= Gŵyl Fair y Canhwyllau =

Candlemas as traditionally celebrated in Wales

Gŵyl Fair y Canhwyllau (English: "Mary's Festival of the Candles") is a Welsh name of Candlemas, celebrated on 2 February. It was derived from the pre-Reformation ceremony of blessing the candles and distributing them to be carried in a procession. However, just as this Christian ceremony drew on pagan festivals connected with the coming of the Spring, some of the old practices that carried on in parts of Wales until the 20th century suggest older rituals.

==Customs==
- As with most of the festivals of the year, rites of divination were carried out at Candlemas.

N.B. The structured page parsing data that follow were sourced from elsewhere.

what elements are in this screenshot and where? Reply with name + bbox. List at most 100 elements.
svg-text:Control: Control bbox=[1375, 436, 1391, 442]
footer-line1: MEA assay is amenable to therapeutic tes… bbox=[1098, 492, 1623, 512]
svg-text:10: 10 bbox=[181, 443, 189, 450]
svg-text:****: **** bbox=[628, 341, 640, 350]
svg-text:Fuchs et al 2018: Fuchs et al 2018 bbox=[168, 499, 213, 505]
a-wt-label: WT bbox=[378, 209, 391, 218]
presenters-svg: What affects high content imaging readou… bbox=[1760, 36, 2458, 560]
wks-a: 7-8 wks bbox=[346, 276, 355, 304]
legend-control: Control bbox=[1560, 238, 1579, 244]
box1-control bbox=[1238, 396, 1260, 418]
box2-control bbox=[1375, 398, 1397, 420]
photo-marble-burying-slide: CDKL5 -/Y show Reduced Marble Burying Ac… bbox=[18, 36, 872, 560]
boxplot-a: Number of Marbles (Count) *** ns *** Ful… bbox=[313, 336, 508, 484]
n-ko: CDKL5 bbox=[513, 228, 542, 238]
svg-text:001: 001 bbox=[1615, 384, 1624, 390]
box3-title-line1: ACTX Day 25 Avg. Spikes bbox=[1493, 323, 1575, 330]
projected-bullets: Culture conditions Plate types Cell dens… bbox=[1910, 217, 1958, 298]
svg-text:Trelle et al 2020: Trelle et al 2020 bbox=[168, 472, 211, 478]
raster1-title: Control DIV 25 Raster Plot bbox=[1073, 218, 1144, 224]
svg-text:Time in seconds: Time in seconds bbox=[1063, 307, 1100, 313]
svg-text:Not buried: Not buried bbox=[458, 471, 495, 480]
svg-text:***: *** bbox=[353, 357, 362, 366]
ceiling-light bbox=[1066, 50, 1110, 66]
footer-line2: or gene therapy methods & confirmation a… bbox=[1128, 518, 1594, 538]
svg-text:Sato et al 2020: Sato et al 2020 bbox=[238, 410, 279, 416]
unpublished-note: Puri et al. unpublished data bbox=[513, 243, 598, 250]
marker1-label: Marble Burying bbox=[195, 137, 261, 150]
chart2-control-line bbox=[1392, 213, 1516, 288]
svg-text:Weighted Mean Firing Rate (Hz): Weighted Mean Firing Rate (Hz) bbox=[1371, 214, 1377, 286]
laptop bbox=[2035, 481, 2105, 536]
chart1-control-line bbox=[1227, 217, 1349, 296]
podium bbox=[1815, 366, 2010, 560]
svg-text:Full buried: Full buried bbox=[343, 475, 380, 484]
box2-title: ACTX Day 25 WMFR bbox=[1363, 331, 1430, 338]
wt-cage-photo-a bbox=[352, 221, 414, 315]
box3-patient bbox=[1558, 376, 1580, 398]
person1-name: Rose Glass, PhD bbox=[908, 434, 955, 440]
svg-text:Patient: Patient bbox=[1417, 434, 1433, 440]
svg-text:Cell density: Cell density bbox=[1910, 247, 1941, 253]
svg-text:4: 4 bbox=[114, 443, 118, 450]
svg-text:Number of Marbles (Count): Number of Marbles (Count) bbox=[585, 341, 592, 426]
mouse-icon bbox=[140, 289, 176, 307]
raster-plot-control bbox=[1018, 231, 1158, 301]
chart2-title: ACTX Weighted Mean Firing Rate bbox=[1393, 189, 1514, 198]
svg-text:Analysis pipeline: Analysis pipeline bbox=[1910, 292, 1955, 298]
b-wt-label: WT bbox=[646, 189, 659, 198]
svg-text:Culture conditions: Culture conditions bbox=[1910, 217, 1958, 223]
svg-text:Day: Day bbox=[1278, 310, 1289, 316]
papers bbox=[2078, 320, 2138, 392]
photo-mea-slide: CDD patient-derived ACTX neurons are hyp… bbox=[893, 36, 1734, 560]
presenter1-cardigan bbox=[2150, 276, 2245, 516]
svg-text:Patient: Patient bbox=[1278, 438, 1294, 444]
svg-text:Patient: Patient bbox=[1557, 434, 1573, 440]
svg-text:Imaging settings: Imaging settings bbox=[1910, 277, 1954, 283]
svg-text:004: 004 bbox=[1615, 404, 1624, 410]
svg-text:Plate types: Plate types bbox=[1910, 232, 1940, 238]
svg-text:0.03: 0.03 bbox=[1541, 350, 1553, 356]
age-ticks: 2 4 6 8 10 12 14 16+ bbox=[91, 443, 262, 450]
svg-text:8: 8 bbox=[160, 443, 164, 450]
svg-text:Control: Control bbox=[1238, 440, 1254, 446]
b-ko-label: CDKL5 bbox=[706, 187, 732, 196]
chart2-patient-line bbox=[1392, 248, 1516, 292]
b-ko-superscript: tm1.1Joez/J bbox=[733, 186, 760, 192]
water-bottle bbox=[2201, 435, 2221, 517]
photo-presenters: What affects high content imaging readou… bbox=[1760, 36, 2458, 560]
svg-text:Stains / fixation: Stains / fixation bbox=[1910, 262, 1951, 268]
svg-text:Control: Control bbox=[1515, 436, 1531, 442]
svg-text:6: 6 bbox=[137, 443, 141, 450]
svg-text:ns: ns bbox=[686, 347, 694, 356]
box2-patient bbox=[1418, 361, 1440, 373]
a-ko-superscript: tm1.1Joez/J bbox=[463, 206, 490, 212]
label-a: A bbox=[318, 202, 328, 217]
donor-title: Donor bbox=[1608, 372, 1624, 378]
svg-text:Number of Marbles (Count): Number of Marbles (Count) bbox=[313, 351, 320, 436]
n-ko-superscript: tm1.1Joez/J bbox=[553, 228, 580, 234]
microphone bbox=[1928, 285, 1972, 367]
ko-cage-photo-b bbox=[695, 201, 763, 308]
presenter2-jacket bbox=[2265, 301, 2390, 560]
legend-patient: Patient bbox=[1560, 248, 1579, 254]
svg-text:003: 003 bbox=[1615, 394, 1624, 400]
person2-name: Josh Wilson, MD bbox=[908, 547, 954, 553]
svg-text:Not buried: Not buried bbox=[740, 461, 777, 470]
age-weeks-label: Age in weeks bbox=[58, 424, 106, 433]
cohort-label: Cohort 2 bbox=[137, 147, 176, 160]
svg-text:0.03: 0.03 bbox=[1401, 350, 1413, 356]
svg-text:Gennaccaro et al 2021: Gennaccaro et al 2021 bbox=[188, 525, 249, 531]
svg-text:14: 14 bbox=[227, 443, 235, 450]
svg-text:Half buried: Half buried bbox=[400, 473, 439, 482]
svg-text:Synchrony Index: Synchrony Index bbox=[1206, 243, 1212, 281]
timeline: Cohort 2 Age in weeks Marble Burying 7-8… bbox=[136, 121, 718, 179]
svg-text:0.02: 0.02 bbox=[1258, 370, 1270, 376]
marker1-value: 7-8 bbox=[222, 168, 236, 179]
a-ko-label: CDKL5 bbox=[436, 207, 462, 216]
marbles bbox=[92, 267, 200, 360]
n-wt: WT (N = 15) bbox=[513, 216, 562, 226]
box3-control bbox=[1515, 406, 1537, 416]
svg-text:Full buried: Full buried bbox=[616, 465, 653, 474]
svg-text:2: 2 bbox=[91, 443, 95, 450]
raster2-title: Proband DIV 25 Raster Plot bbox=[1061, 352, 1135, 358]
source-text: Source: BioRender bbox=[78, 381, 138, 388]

In one recorded instance, it was customary for people to light two candles, and place them on a table or high bench. Then each member of the family in turn would sit down on a chair between the candles and take a drink out of a horn goblet or beaker. Afterward, they would throw the vessel over their head and if it fell in an upright position, the person who threw it would live to reach very old age; if it fell bottom-up, the person would die early. That 'drink', usually beer, was associated with Candlemas.
- The custom of wassailing involved wishing for fertile crops and an increase of livestock in the coming year for those who provided the wassailers with ale. Like the ceremonies in Ireland for St Brigit's day, the early Spring was the time to ensure protection and fertility for the crops and animals. If the sun shone on the altar on Candlemas Day, it was thought that there would be an abundant harvest the following year. However, if a single crow was seen hovering or circling over a house on the eve or day of Candlemas, it was considered unlucky.
- The period of time when working by candlelight was allowed, due to it being the dark part of the year, was amser gwylad, the time of keeping vigil. The candle was then handed back on 2 February when the light had increased enough for candles to be dispensed with and the farm animals to be fed before dark.